Book Review: The Calling by Inger Ash Wolfe
The Calling, Inger Ash Wolfe (2008)(****). My partner Julie's birthday is at the beginning of June, which neatly corresponds with the beginning of summer (although this year the semester dragged almost to the end of June, poor dear), so as a gift, I bought Julie a whole stack of mysteries at our favorite local bookseller. Of course, the lag between her birthday and the end of the semester gave me plenty of time to get a head start. The Calling is set in a small town in Canada, where Detective Inspector Hazel Micallef -- near retirement, divorced, living with her spirited mother, overweight, suffering from back pain, and despairing of ever receiving a promotion to CO -- is faced with a once-in-a-career sort of murder.
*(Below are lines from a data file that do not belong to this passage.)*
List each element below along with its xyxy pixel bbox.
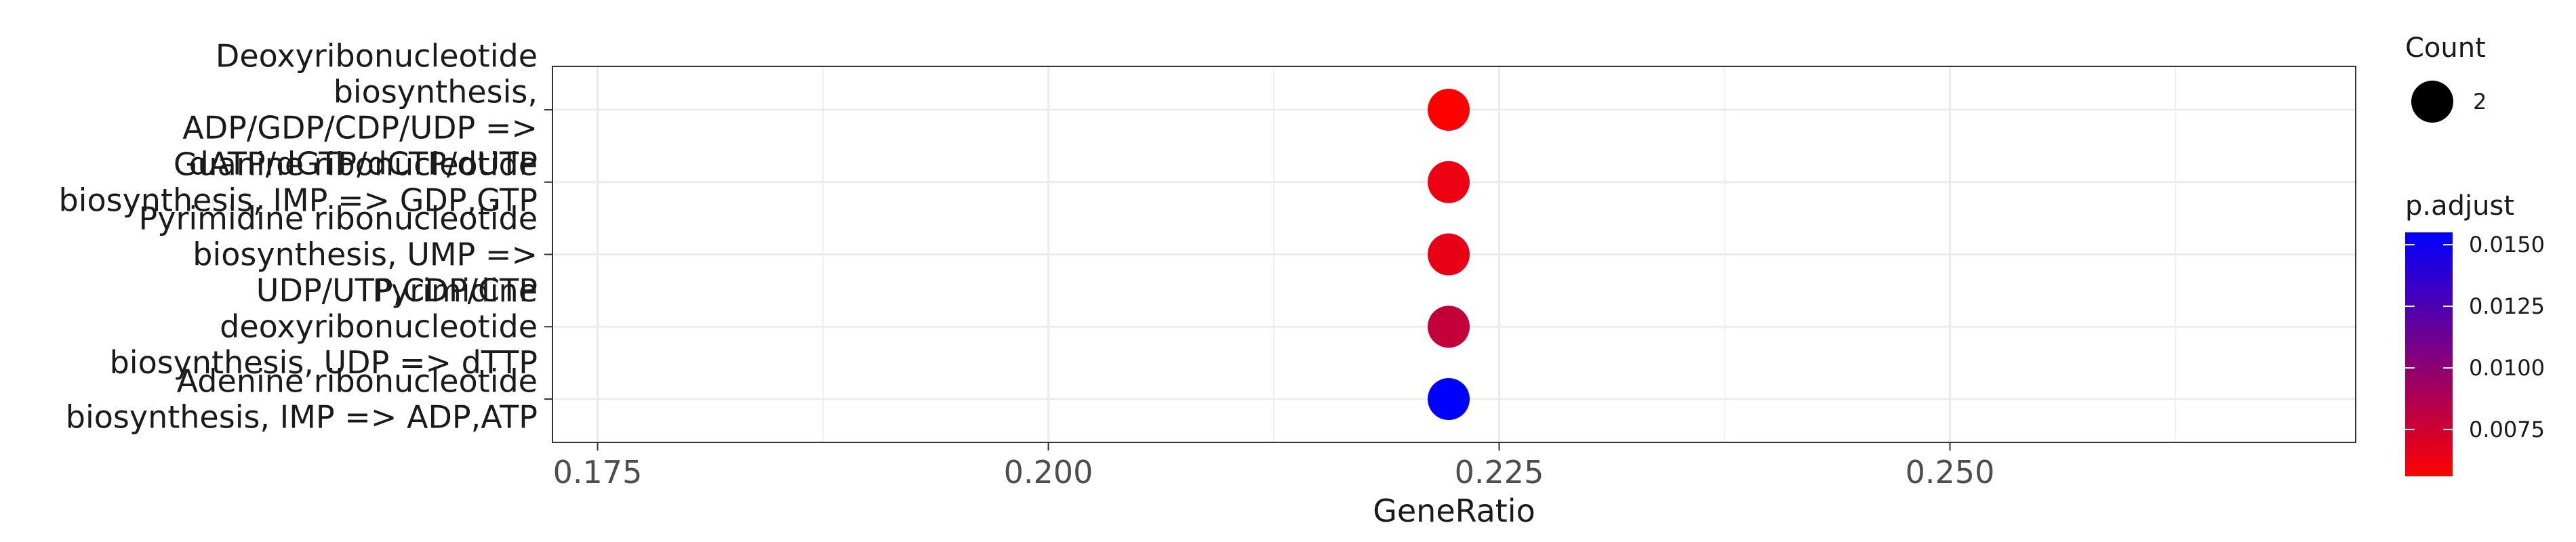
- x-tick-label: 0.175: [553, 454, 643, 491]
- x-tick-label: 0.200: [1004, 454, 1093, 491]
- y-axis-ticks: [544, 109, 552, 400]
- data-point: [1428, 233, 1470, 276]
- color-legend-label: 0.0100: [2469, 355, 2545, 381]
- x-axis-ticks: 0.175 0.200 0.225 0.250: [553, 442, 1995, 491]
- color-legend-title: p.adjust: [2405, 190, 2514, 222]
- y-category-label: Pyrimidine deoxyribonucleotide biosynthesi…: [110, 272, 538, 381]
- color-legend-label: 0.0125: [2469, 293, 2545, 319]
- x-axis-title: GeneRatio: [1373, 493, 1535, 529]
- y-axis-labels: Deoxyribonucleotide biosynthesis, ADP/GDP/…: [58, 38, 538, 436]
- size-legend-key: [2411, 81, 2453, 123]
- y-category-label: Guanine ribonucleotide biosynthesis, IMP …: [58, 146, 538, 218]
- y-category-label: Adenine ribonucleotide biosynthesis, IMP …: [66, 362, 538, 435]
- color-legend-bar: [2405, 232, 2453, 476]
- color-legend-label: 0.0075: [2469, 417, 2545, 442]
- data-point: [1428, 89, 1470, 131]
- data-point: [1428, 161, 1470, 203]
- color-legend-label: 0.0150: [2469, 232, 2545, 257]
- data-points: [1428, 89, 1470, 420]
- size-legend-value: 2: [2473, 89, 2487, 114]
- x-tick-label: 0.225: [1455, 454, 1544, 491]
- y-category-label: Pyrimidine ribonucleotide biosynthesis, U…: [139, 201, 538, 309]
- legend: Count 2 p.adjust 0.0075 0.0100 0.0125 0.0150: [2405, 33, 2545, 476]
- y-category-label: Deoxyribonucleotide biosynthesis, ADP/GDP/…: [182, 38, 538, 182]
- x-tick-label: 0.250: [1906, 454, 1995, 491]
- data-point: [1428, 306, 1470, 348]
- data-point: [1428, 377, 1470, 420]
- size-legend-title: Count: [2405, 33, 2486, 64]
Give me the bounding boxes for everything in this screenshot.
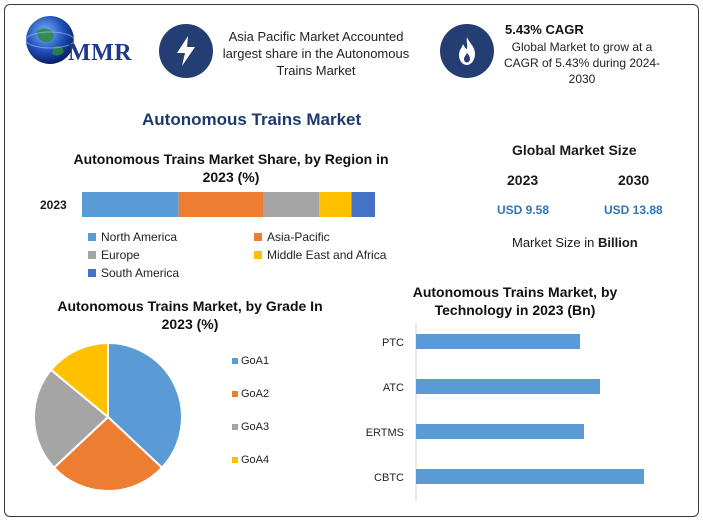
global-market-title: Global Market Size	[512, 142, 637, 158]
tech-label-ertms: ERTMS	[366, 427, 404, 439]
flame-icon	[459, 37, 475, 65]
pie-legend-label-goa2: GoA2	[241, 388, 269, 400]
tech-bar-atc	[416, 379, 600, 394]
cagr-icon-circle	[440, 24, 494, 78]
logo-text: MMR	[68, 40, 133, 66]
tech-bar-ertms	[416, 424, 584, 439]
tech-label-cbtc: CBTC	[374, 472, 404, 484]
legend-label: Middle East and Africa	[267, 248, 387, 262]
main-title: Autonomous Trains Market	[142, 110, 362, 129]
legend-label: Europe	[101, 248, 140, 262]
legend-north-america: North America	[88, 230, 177, 244]
pie-legend-swatch-goa3	[232, 424, 238, 430]
tech-label-atc: ATC	[383, 382, 404, 394]
tech-bar-ptc	[416, 334, 580, 349]
legend-swatch	[88, 269, 96, 277]
region-category-label: 2023	[40, 198, 67, 212]
legend-label: Asia-Pacific	[267, 230, 330, 244]
globe-icon	[25, 16, 75, 64]
grade-chart-title: Autonomous Trains Market, by Grade In 20…	[57, 298, 323, 332]
mmr-logo: MMR	[22, 12, 142, 74]
global-market-value-2030: USD 13.88	[604, 203, 663, 217]
legend-swatch	[88, 251, 96, 259]
region-bar-segment-south-america	[351, 192, 375, 217]
highlight-text: Asia Pacific Market Accounted largest sh…	[222, 29, 410, 78]
global-market-unit: Market Size in Billion	[512, 235, 638, 250]
global-market-value-2023: USD 9.58	[497, 203, 550, 217]
legend-label: South America	[101, 266, 180, 280]
legend-middle-east-africa: Middle East and Africa	[254, 248, 386, 262]
pie-legend-swatch-goa2	[232, 391, 238, 397]
cagr-text: Global Market to grow at a CAGR of 5.43%…	[503, 40, 661, 86]
pie-legend-label-goa1: GoA1	[241, 355, 269, 367]
region-bar-segment-asia-pacific	[178, 192, 264, 217]
legend-label: North America	[101, 230, 178, 244]
region-bar-segment-europe	[263, 192, 320, 217]
technology-chart-title: Autonomous Trains Market, by Technology …	[412, 284, 618, 318]
lightning-icon	[177, 36, 195, 66]
legend-swatch	[88, 233, 96, 241]
region-bar-segment-middle-east-and-africa	[319, 192, 352, 217]
legend-south-america: South America	[88, 266, 179, 280]
region-chart-title: Autonomous Trains Market Share, by Regio…	[73, 151, 389, 185]
legend-asia-pacific: Asia-Pacific	[254, 230, 330, 244]
legend-swatch	[254, 251, 262, 259]
pie-legend-swatch-goa1	[232, 358, 238, 364]
unit-bold: Billion	[597, 235, 638, 250]
pie-legend-label-goa3: GoA3	[241, 421, 269, 433]
pie-legend-label-goa4: GoA4	[241, 454, 269, 466]
infographic-frame	[4, 4, 699, 517]
pie-legend-swatch-goa4	[232, 457, 238, 463]
highlight-icon-circle	[159, 24, 213, 78]
legend-swatch	[254, 233, 262, 241]
region-bar-segment-north-america	[82, 192, 179, 217]
pie-slice-goa3	[33, 368, 110, 470]
pie-slice-goa4	[49, 341, 109, 420]
legend-europe: Europe	[88, 248, 140, 262]
cagr-title: 5.43% CAGR	[505, 22, 584, 37]
pie-slice-goa1	[107, 341, 183, 470]
unit-prefix: Market Size in	[512, 235, 598, 250]
tech-label-ptc: PTC	[382, 337, 404, 349]
tech-bar-cbtc	[416, 469, 644, 484]
pie-slice-goa2	[52, 415, 164, 492]
global-market-year-2030: 2030	[618, 172, 650, 188]
global-market-year-2023: 2023	[507, 172, 539, 188]
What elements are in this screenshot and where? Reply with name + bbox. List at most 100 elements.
The victim is the terminally ill woman whom her father had an affair with years ago, and she has been killed in a bizarre and ritualistic manner by someone she appears to have known. It soon becomes clear that hers is one in a string of similar deaths all across Canada, and suddenly Hazel and her band of nicely characterized colleagues find themselves with a serial killer on their hands. In the manner of "Law and Order: Criminal Intent" (see how shallow I am?), the question in this mystery is not who the murderer is; in fact, the narration switches back and forth between the investigation, and the killings themselves, committed by a man named Simon, whom we learn more and more about as the mystery unfolds. This is not so much a "whodunit" as a "why'dhedoit?" and "a how'retheygonnachatch'im?" This is not probably the most brilliant mystery I've ever read, but it was certainly engaging, and as mysteries go, pretty satisfying. I really enjoyed Hazel Micaleff, and hope she might be a recurring character in future mysteries.